Verkehr und Klimaschutz

Christiane Weihe

Er ist ein schwarzes Schaf, ein Sorgenkind. In Sachen Klimaschutz hat der Verkehrssektor noch nicht viel erreicht. Auf ihn geht hierzulande etwa ein Fünftel der Treibhausgasemissionen zurück, zwischen 1990 und 2012 wurden seine Emissionen nur um 5,5 Prozent reduziert. Sie stiegen sogar, wenn der von der Bundesrepublik ausgehende internationale Luft- und Seeverkehr berücksichtigt wird. Will Deutschland jedoch seine Klimaziele erreichen – also eine Senkung der Treibhausgasemissionen um 80 bis 95 Prozent bis 2050 im Vergleich zu 1990 – müssen die Emissionen des Verkehrssektors deutlich zurückgehen.
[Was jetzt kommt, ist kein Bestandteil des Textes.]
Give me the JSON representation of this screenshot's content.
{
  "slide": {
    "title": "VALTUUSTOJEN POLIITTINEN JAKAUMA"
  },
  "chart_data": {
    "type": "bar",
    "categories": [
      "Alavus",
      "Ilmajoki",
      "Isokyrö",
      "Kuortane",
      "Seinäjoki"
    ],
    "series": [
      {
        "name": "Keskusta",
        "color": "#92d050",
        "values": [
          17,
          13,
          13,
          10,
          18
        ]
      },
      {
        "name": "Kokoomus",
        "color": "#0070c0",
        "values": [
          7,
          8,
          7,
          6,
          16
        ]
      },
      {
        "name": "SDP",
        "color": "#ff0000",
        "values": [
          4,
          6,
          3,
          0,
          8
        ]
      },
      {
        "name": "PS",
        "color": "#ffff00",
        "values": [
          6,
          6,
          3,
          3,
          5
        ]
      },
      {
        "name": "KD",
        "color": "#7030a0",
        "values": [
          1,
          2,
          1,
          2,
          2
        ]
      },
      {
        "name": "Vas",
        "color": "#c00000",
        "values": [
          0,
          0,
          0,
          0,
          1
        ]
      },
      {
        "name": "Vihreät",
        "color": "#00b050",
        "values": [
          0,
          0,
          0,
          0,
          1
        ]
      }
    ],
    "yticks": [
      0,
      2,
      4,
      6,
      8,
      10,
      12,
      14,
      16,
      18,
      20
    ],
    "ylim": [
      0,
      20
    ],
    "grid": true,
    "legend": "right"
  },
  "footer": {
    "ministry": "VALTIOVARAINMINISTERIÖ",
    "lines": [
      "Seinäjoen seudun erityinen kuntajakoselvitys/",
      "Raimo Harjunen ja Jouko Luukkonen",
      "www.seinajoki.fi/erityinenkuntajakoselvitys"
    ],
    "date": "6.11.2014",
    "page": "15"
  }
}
Ansatzpunkte für mehr Klimaschutz im Verkehr gibt es auf vielen Ebenen: mit Blick auf Antriebstechnologien und Kraftstoffe ebenso wie durch die Vermeidung und Verlagerung von Verkehr.
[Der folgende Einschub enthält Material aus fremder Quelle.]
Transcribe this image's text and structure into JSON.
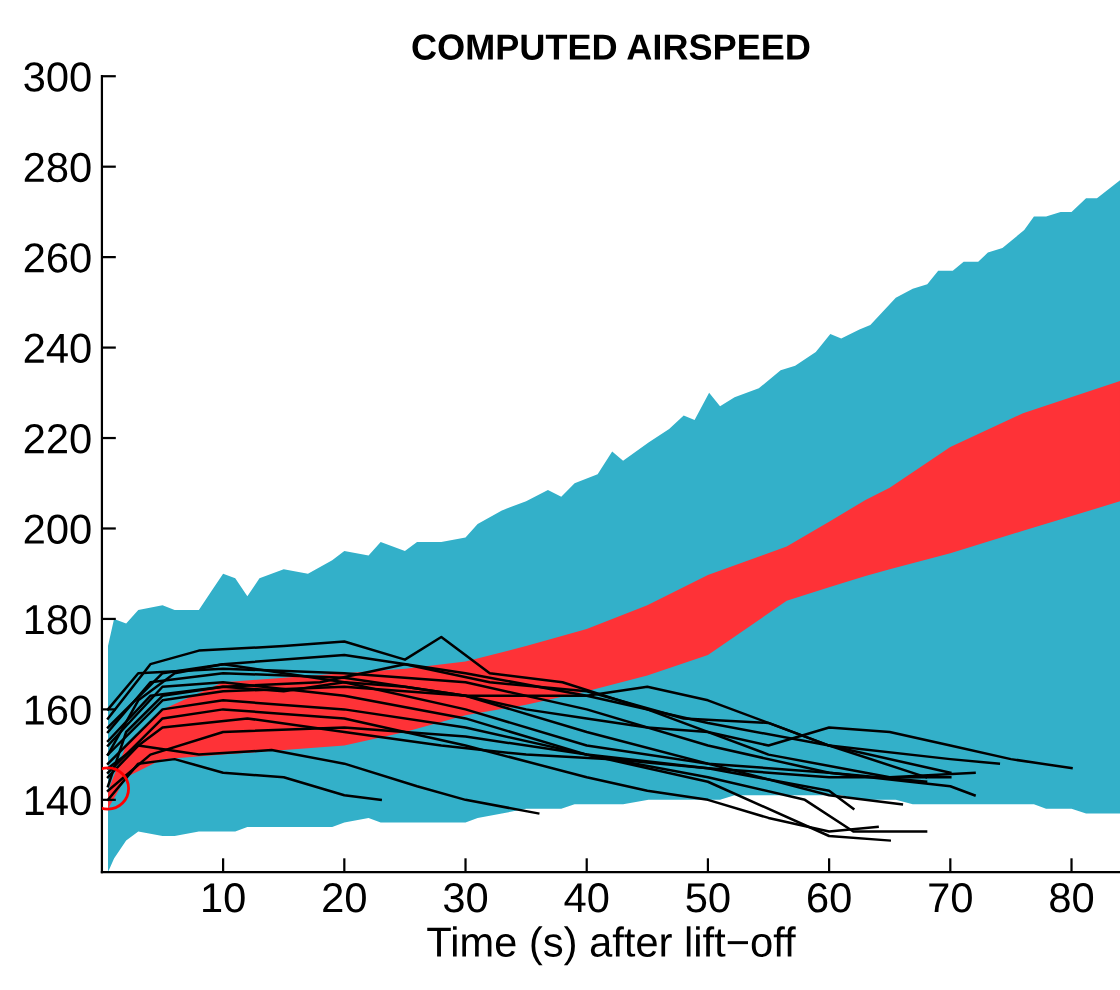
{
  "chart_data": {
    "type": "line",
    "title": "COMPUTED AIRSPEED",
    "xlabel": "Time (s) after lift−off",
    "xlim": [
      0,
      84
    ],
    "ylim": [
      124,
      300
    ],
    "xticks": [
      10,
      20,
      30,
      40,
      50,
      60,
      70,
      80
    ],
    "yticks": [
      140,
      160,
      180,
      200,
      220,
      240,
      260,
      280,
      300
    ],
    "grid": false,
    "legend": false,
    "series": [
      {
        "type": "area",
        "color": "#33b0c9",
        "x": [
          0.5,
          1,
          2,
          3,
          5,
          6,
          8,
          9,
          10,
          11,
          12,
          13,
          15,
          17,
          19,
          20,
          22,
          23,
          25,
          26,
          28,
          30,
          31,
          33,
          35,
          36.8,
          37.9,
          39,
          40.9,
          42.1,
          43,
          45.1,
          46.8,
          48,
          48.9,
          50.1,
          51,
          52.2,
          54.2,
          56,
          57.2,
          58.9,
          60.1,
          61,
          62.5,
          63.4,
          65.5,
          66.9,
          68.1,
          69,
          70.2,
          71.1,
          72.3,
          73.1,
          74.3,
          76.1,
          76.9,
          77.9,
          79.1,
          80,
          81.2,
          82.1,
          84
        ],
        "values": [
          null,
          null,
          null,
          null,
          null,
          null,
          null,
          null,
          null,
          null,
          null,
          null,
          null,
          null,
          null,
          null,
          null,
          null,
          null,
          null,
          null,
          null,
          null,
          null,
          null,
          null,
          null,
          null,
          null,
          null,
          null,
          null,
          null,
          null,
          null,
          null,
          null,
          null,
          null,
          null,
          null,
          null,
          null,
          null,
          null,
          null,
          null,
          null,
          null,
          null,
          null,
          null,
          null,
          null,
          null,
          null,
          null,
          null,
          null,
          null,
          null,
          null,
          null
        ],
        "upper": [
          174,
          180,
          179,
          182,
          183,
          182,
          182,
          186,
          190,
          189,
          185,
          189,
          191,
          190,
          193,
          195,
          194,
          197,
          195,
          197,
          197,
          198,
          201,
          204,
          206,
          208.5,
          207,
          210,
          212,
          217,
          215,
          219,
          222,
          225,
          224,
          230,
          227,
          229,
          231,
          235,
          236,
          239,
          243,
          242,
          244,
          245,
          251,
          253,
          254,
          257,
          257,
          259,
          259,
          261,
          262,
          266,
          269,
          269,
          270,
          270,
          273,
          273,
          277
        ],
        "lower": [
          124,
          127,
          131,
          133,
          132,
          132,
          133,
          133,
          133,
          133,
          134,
          134,
          134,
          134,
          134,
          135,
          136,
          135,
          135,
          135,
          135,
          135,
          136,
          137,
          138,
          138,
          138,
          139,
          139,
          139,
          139,
          140,
          140,
          140,
          140,
          140,
          140,
          141,
          141,
          141,
          141,
          141,
          141,
          141,
          140,
          140,
          140,
          139,
          139,
          139,
          139,
          139,
          139,
          139,
          139,
          139,
          139,
          138,
          138,
          138,
          137,
          137,
          137
        ]
      },
      {
        "type": "area",
        "color": "#fe3237",
        "x": [
          0.5,
          2,
          5,
          10,
          20,
          25,
          30,
          35,
          40,
          45,
          50,
          56.5,
          60,
          63,
          65,
          70,
          76,
          84
        ],
        "values": [
          null,
          null,
          null,
          null,
          null,
          null,
          null,
          null,
          null,
          null,
          null,
          null,
          null,
          null,
          null,
          null,
          null,
          null
        ],
        "upper": [
          142,
          152,
          160,
          166,
          168,
          169,
          170.6,
          174,
          177.8,
          183,
          189.7,
          196,
          201.5,
          206.3,
          209,
          218,
          225.5,
          232.6
        ],
        "lower": [
          138,
          145,
          149,
          150,
          152,
          155,
          158.7,
          161,
          164,
          167.5,
          172,
          184,
          187,
          189.5,
          191,
          194.5,
          199.5,
          206
        ]
      },
      {
        "color": "#000000",
        "x": [
          0.5,
          2,
          5,
          10,
          15,
          20,
          25,
          30,
          35,
          40,
          45,
          50,
          55,
          60,
          65,
          70,
          75,
          80
        ],
        "values": [
          143,
          155,
          163,
          165,
          164,
          166,
          165,
          163,
          160,
          158,
          156,
          155,
          152,
          156,
          155,
          152,
          149,
          147
        ]
      },
      {
        "color": "#000000",
        "x": [
          0.5,
          3,
          6,
          10,
          20,
          30,
          40,
          50,
          60,
          70,
          74
        ],
        "values": [
          150,
          162,
          168,
          170,
          172,
          168,
          163,
          157,
          152,
          149,
          148
        ]
      },
      {
        "color": "#000000",
        "x": [
          0.5,
          4,
          8,
          15,
          20,
          25,
          28,
          32,
          38,
          45,
          55,
          65,
          72
        ],
        "values": [
          158,
          170,
          173,
          174,
          175,
          171,
          176,
          168,
          166,
          160,
          150,
          145,
          146
        ]
      },
      {
        "color": "#000000",
        "x": [
          0.5,
          3,
          6,
          10,
          15,
          20,
          23
        ],
        "values": [
          140,
          148,
          149,
          146,
          145,
          141,
          140
        ]
      },
      {
        "color": "#000000",
        "x": [
          0.5,
          3,
          8,
          14,
          20,
          26,
          30,
          36
        ],
        "values": [
          145,
          152,
          150,
          151,
          148,
          143,
          140,
          137
        ]
      },
      {
        "color": "#000000",
        "x": [
          0.5,
          5,
          10,
          20,
          30,
          40,
          45,
          50,
          55,
          60,
          64
        ],
        "values": [
          146,
          158,
          160,
          158,
          152,
          145,
          142,
          140,
          136,
          133,
          134
        ]
      },
      {
        "color": "#000000",
        "x": [
          0.5,
          5,
          10,
          20,
          30,
          40,
          50,
          60,
          65
        ],
        "values": [
          148,
          160,
          162,
          160,
          156,
          150,
          144,
          132,
          131
        ]
      },
      {
        "color": "#000000",
        "x": [
          0.5,
          5,
          10,
          20,
          30,
          40,
          50,
          58,
          62,
          68
        ],
        "values": [
          152,
          165,
          166,
          163,
          158,
          150,
          145,
          140,
          133,
          133
        ]
      },
      {
        "color": "#000000",
        "x": [
          0.5,
          4,
          10,
          20,
          30,
          40,
          50,
          60,
          66
        ],
        "values": [
          155,
          166,
          168,
          167,
          163,
          155,
          148,
          141,
          139
        ]
      },
      {
        "color": "#000000",
        "x": [
          0.5,
          3,
          10,
          20,
          30,
          40,
          50,
          60,
          70,
          72
        ],
        "values": [
          160,
          168,
          169,
          168,
          166,
          160,
          152,
          146,
          143,
          141
        ]
      },
      {
        "color": "#000000",
        "x": [
          0.5,
          5,
          12,
          20,
          28,
          35,
          42,
          50,
          60,
          70
        ],
        "values": [
          147,
          156,
          158,
          155,
          152,
          150,
          149,
          147,
          145,
          145
        ]
      },
      {
        "color": "#000000",
        "x": [
          0.5,
          5,
          10,
          20,
          30,
          40,
          45,
          50,
          60,
          70
        ],
        "values": [
          150,
          162,
          164,
          165,
          163,
          163,
          165,
          162,
          152,
          146
        ]
      },
      {
        "color": "#000000",
        "x": [
          0.5,
          4,
          10,
          20,
          30,
          40,
          50,
          60,
          62
        ],
        "values": [
          142,
          150,
          155,
          156,
          154,
          150,
          147,
          142,
          138
        ]
      },
      {
        "color": "#000000",
        "x": [
          0.5,
          4,
          10,
          18,
          25,
          32,
          40,
          48,
          55,
          60,
          68
        ],
        "values": [
          153,
          163,
          165,
          166,
          170,
          166,
          164,
          158,
          157,
          152,
          145
        ]
      },
      {
        "color": "#000000",
        "x": [
          0.5,
          5,
          10,
          20,
          30,
          40,
          50,
          60,
          68
        ],
        "values": [
          156,
          168,
          170,
          166,
          160,
          152,
          148,
          146,
          144
        ]
      },
      {
        "type": "scatter",
        "marker": "circle",
        "color": "#ff0000",
        "x": [
          0.5
        ],
        "values": [
          142.5
        ]
      }
    ]
  }
}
„Der Verkehr kann einen substanziellen Beitrag zur Emissionsminderung leisten“, sagt Dr. Wiebke Zimmer. Dass dies möglich ist, haben die Experten des Öko-Instituts in einem Verbändeprojekt von WWF, BUND, Germanwatch, NABU und VCD auf Grundlage eines Klimaschutzszenarios errechnet (siehe hierzu ausführlich Infokasten „Der Verkehr von morgen“ auf Seite 11). Wie dies möglich ist, erklärt die stellvertretende Leiterin des Institutsbereichs Infrastruktur & Unternehmen. „Ein zentraler Schritt ist die Verkehrsvermeidung und -verlagerung“, sagt Wiebke Zimmer, „das betrifft den Personen- ebenso wie den Güterverkehr.“ So müsse etwa der Anteil der Transporte mit Bahn und Binnenschiff deutlich erhöht werden. Denn insbesondere der Güterverkehr auf der Straße hat einen erheblichen Anteil an der schlechten Klimabilanz des Verkehrs. „Kein Wunder: 2011 gab es hierzulande mehr als doppelt so viel Güterverkehr wie 1990“, so Zimmer. Ansatzpunkte, um den Verkehr auf die Schiene und Schiffe zu verlagern, sind unter anderem eine Verbesserung der Schieneninfrastruktur, Investitionen in das Kanalnetz oder auch eine Ausweitung der Maut für Lkw auf alle Straßen. „Grundlage solcher Maßnahmen muss eine entsprechende netzübergreifende, multimodale Verkehrsplanung im Rahmen des Bundesverkehrswegeplans sein“, erklärt die Wissenschaftlerin vom Öko-Institut.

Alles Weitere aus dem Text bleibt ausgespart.